For those of you who haven’t heard of it, MVP stands for Most Valuable Professional. Microsoft gives this award to people in the community – not employees – who help teach the community at large about their products. The award can be given in one or more of the categories such as Data Platform, AI, Office Apps, and many more.
The payoffs for being an MVP are many, such as the yearly MVP Summit (was virtual this year and will be next year, too), a few software licenses, Azure credits, interaction with the product groups, and more. Besides the benefits that are easy to list, MVP status can also lead to job opportunities and consulting engagements. I have to admit, it’s a nice thing to have. I’ve been awarded the MVP 10 times, and, at this point, I won’t feel sad when the day comes that I’m not renewed.
Over the years, many people have asked me how to earn the MVP. Unfortunately, I can’t say something like “write a blog post every month, become a user group leader, and answer 100 questions on a forum.” There is no prescriptive set of requirements that will earn MVP status because it’s not a certification, but I can give some advice based on what has worked for me.
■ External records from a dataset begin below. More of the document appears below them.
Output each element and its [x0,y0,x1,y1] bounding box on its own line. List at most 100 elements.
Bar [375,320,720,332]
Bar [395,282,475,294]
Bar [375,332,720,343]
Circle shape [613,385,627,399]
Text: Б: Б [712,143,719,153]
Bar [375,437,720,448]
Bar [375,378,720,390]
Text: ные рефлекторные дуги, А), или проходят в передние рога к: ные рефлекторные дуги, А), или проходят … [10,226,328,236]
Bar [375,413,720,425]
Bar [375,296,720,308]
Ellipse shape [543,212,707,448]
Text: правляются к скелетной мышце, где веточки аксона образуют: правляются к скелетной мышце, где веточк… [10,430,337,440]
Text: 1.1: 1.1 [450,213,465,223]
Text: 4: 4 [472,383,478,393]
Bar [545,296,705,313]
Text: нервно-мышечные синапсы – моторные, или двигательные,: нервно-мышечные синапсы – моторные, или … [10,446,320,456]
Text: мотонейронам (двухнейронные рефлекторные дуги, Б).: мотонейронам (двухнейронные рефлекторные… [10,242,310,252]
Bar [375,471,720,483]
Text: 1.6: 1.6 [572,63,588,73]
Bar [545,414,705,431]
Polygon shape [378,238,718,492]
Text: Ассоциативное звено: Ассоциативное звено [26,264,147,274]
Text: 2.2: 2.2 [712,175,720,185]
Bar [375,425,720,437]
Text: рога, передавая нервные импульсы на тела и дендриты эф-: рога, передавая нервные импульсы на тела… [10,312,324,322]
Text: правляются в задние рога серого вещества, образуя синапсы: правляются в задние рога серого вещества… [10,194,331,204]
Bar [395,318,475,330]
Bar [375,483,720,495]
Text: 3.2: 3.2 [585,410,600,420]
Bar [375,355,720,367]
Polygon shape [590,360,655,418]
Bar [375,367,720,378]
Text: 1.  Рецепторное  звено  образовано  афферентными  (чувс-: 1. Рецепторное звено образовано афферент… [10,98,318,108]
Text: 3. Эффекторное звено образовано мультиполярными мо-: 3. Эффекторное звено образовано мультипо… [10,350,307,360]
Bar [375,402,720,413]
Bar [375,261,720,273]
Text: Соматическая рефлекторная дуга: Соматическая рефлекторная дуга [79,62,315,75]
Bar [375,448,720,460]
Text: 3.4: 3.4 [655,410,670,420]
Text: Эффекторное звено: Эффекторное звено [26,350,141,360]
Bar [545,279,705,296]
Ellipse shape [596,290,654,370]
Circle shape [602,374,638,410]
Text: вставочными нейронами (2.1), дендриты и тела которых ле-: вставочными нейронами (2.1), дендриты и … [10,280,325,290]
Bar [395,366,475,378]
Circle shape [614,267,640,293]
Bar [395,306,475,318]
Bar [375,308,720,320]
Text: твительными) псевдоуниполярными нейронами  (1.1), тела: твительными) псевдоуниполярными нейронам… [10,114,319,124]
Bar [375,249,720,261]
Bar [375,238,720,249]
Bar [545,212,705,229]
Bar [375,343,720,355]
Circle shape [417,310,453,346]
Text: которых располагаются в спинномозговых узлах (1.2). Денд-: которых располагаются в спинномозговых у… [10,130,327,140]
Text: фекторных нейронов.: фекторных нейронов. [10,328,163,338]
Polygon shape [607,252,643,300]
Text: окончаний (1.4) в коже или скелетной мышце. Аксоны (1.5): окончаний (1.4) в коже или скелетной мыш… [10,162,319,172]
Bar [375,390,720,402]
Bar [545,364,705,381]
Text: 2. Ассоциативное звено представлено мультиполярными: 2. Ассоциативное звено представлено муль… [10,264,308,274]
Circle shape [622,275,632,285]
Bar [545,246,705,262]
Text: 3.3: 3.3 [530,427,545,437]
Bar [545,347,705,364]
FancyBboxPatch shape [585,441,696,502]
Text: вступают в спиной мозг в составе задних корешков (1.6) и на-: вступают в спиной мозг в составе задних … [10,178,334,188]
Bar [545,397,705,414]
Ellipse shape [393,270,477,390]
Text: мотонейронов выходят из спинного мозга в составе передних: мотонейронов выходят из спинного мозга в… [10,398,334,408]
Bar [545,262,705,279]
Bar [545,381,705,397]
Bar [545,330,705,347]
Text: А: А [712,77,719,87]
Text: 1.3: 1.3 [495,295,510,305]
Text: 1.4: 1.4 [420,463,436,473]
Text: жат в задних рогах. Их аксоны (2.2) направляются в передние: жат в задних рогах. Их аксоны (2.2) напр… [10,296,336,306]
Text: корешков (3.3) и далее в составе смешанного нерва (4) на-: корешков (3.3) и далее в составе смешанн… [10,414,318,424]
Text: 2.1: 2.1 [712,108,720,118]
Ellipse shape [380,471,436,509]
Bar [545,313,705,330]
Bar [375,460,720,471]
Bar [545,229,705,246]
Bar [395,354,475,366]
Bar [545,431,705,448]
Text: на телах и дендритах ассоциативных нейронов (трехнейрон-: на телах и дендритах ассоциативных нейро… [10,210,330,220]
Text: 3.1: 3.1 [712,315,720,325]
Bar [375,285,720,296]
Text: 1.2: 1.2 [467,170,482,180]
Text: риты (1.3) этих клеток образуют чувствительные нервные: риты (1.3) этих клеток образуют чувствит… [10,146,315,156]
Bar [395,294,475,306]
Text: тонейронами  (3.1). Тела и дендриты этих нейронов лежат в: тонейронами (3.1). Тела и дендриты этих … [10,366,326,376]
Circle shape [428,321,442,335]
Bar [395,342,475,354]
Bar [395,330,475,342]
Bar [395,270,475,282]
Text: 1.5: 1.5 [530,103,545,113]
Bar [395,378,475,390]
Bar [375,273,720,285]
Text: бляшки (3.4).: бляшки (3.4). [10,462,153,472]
First, you should be of the mindset that you are helping others. That’s really the bottom line. You should be interested in presenting, teaching, writing, or whatever it is because you enjoy doing it. In my opinion, it would be difficult to keep up those activities if your heart’s not in it. That said, it is beneficial to go after opportunities like watching out for events that you can apply to or looking for areas that need some help.
Don’t stick to just one type of activity. You will have more impact by choosing a few things like presenting and blogging, but don’t go overboard trying to do everything.
Also, make sure this is really right for you. Think of this as an unpaid part-time job. You’ll be spending time that you might not have if there are lots of family commitments.
Start making virtual connections. For now, the hot platform for connecting in the data platform community seems to be Twitter. I’m not a big fan of Twitter myself, but back in the day, I started meeting people on the SQL Server Central forums. One great way to make connections is to pay attention to #sqlhelp on Twitter, and maybe start answering a few questions. One of the reasons it’s helpful to get to know a few MVPs or Microsoft employees is because these are the people who will nominate you when it’s time.
You might also think about putting together an event to introduce kids to code or find out about opportunities to volunteer. In the St. Louis area, I’ve been a volunteer with LaunchCode for over five years helping people get into tech careers. It’s not a great time for in-person events but keep these in mind when we all can meet in person again.
Find a mentor. This might be someone in the MVP community that you know who is willing to have a call with you from time to time to talk about how they became an MVP. Even better, they might be willing to review your blog post or presentation. Right now, I’m mentoring two women from the Data Platform community that I hope will be MVPs someday. It’s not a lot of time on my part, and I’m really excited to watch these women grow in their careers.
If you have the passion and bandwidth that it takes to be an MVP, I wish you the best!